Of course, renaming individual leafs will work, but that's tedious, and not general in case I add more in the log source.

Badger · August 10, 2018, 2:03pm

    ruby { code => 'event.get("[com][openexchange]").each { | k, v| event.set(k, v) }' }
    mutate { remove_field => [ "[com][openexchange]", "com" ] }

programagor · August 10, 2018, 2:29pm

Thanks, but that didn't do it. Now I'm getting

Ruby exception occurred: undefined method `each' for nil:NilClass

However, the fields should exist, I certainly do see them in Kibana.

Badger · August 10, 2018, 3:45pm

What exactly do you see in Kibana. Are they arrays? Can you copy and paste from the JSON tab?

programagor · August 10, 2018, 4:17pm

Here is a part of one document that I can see in Kibana:

{
  "_index": "clog-mail-2018.08.10",
  "_type": "doc",
  "_id": "SqKWJGUBcUjz8ltKlwa6",
  "_version": 1,
  "_score": null,
  "_source": {
    "@timestamp": "2018-08-10T16:06:08.891Z",
    "@version": 1,
    "com.openexchange.grizzly.method": "GET",
    "com.openexchange.grizzly.threadName": "OXWorker-0001932",
    "com.openexchange.grizzly.remotePort": "18716",
    ...
    "tags": [
      "oxbe",
      "open-xchange",
      "beats_input_codec_plain_applied",
      "_rubyexception",
    ]
  },
  "fields": {
    "@timestamp": [
      "2018-08-10T16:06:08.891Z"
    ]
  }
}

So, my mistake, they don't seem to be actual arrays. I apologise for the confusion.
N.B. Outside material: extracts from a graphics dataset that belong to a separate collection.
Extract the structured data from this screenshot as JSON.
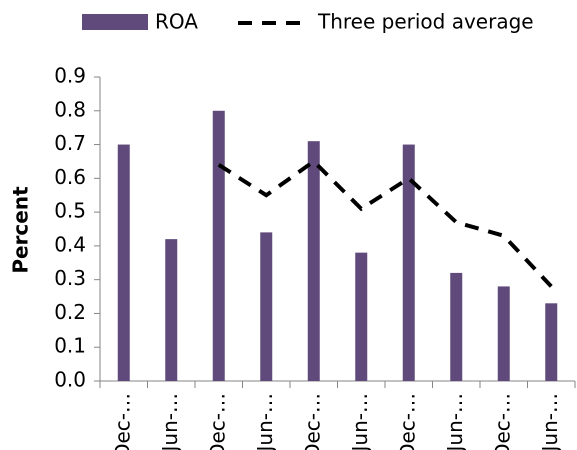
{
  "chart_data": {
    "type": "bar",
    "y_label": "Percent",
    "categories": [
      "Dec-…",
      "Jun-…",
      "Dec-…",
      "Jun-…",
      "Dec-…",
      "Jun-…",
      "Dec-…",
      "Jun-…",
      "Dec-…",
      "Jun-…"
    ],
    "series": [
      {
        "name": "ROA",
        "type": "bar",
        "color": "#604a7b",
        "values": [
          0.7,
          0.42,
          0.8,
          0.44,
          0.71,
          0.38,
          0.7,
          0.32,
          0.28,
          0.23
        ]
      },
      {
        "name": "Three period average",
        "type": "line",
        "color": "#000000",
        "dashed": true,
        "values": [
          null,
          null,
          0.64,
          0.55,
          0.65,
          0.51,
          0.6,
          0.47,
          0.43,
          0.28
        ]
      }
    ],
    "ylim": [
      0,
      0.9
    ],
    "yticks": [
      {
        "value": 0,
        "label": "0.0"
      },
      0.1,
      0.2,
      0.3,
      0.4,
      0.5,
      0.6,
      0.7,
      0.8,
      0.9
    ],
    "grid": false,
    "legend": "top"
  }
}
Badger · August 10, 2018, 4:34pm

OK, so you have dots in your field names. That is unsupported, and I know there are things that do not work with such fields.

Take a look at the de_dot filter. Note that it explicitly warns that it is expensive to run. But this would transform that into something that the ruby filter would work on.

de_dot { nested => true }

programagor · August 13, 2018, 2:35pm

Excellent, that works! However, there are some clashes with fields that already exist in the document (e.g. requests already exists as a string). What would be the easiest way to store all of the subfields into an ox field rather than the document root?

Badger · August 13, 2018, 3:06pm

A slight change to the ruby filter

ruby { code => 'event.get("[com][openexchange]").each { | k, v| event.set("[ox][" + k + "]", v) }' }

system · September 10, 2018, 3:06pm

This topic was automatically closed 28 days after the last reply. New replies are no longer allowed.